29 November 2012 09:19 [Source: ICIS news]
DUBAI (ICIS)--Kuwait’s EQUATE is planning to debottleneck its production capacities with the aim to start commercial operations in 2015, the company's CEO Mohammad Husain said on Thursday.
"We are already conducting a study to look at the debottlenecking so we are looking to maximise whatever it is possible from the existing facilities," Husain said on the sidelines of the 7th GPCA Forum held in Dubai on 27-29 November.
The company's production facilities in Shuaiba, Kuwait, includes a 825,000 tonne/year high density polyethylene (HDPE)/liner low density polyethylene (LLDPE) swing plant and a 550,000 monoethylene glycol (MEG) unit.
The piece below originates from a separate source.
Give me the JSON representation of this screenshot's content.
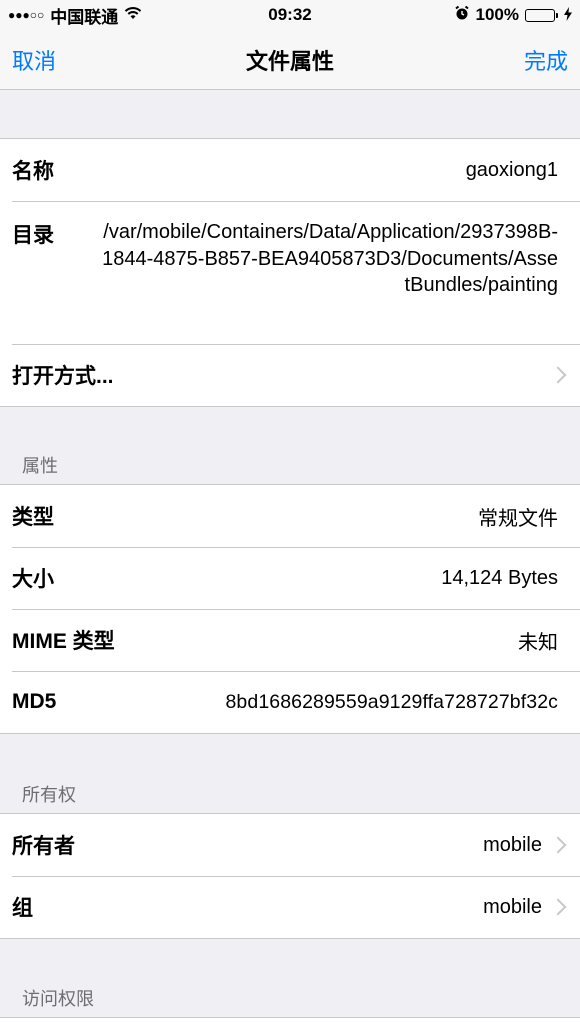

All of its plants are currently running at above 100% of capacity, according to Husain.
The company has yet to determine the size of the expansions through the debottlenecking project or finalise which facilities will picked for debottlenecking, he said.
"We are primarily looking at our ethylene, polyethylene and glycols [plants]," he added.
EQUATE will not be making a major investment in 2013 as it will be concentrating on its plans to debottleneck its existing facilities, Husain said.
EQUATE is a joint venture between Petrochemical Industries Co (PIC), Dow Chemical, Boubyan Petrochemical Co (BPC) and Qurain Petrochemical Industries Co (QPIC).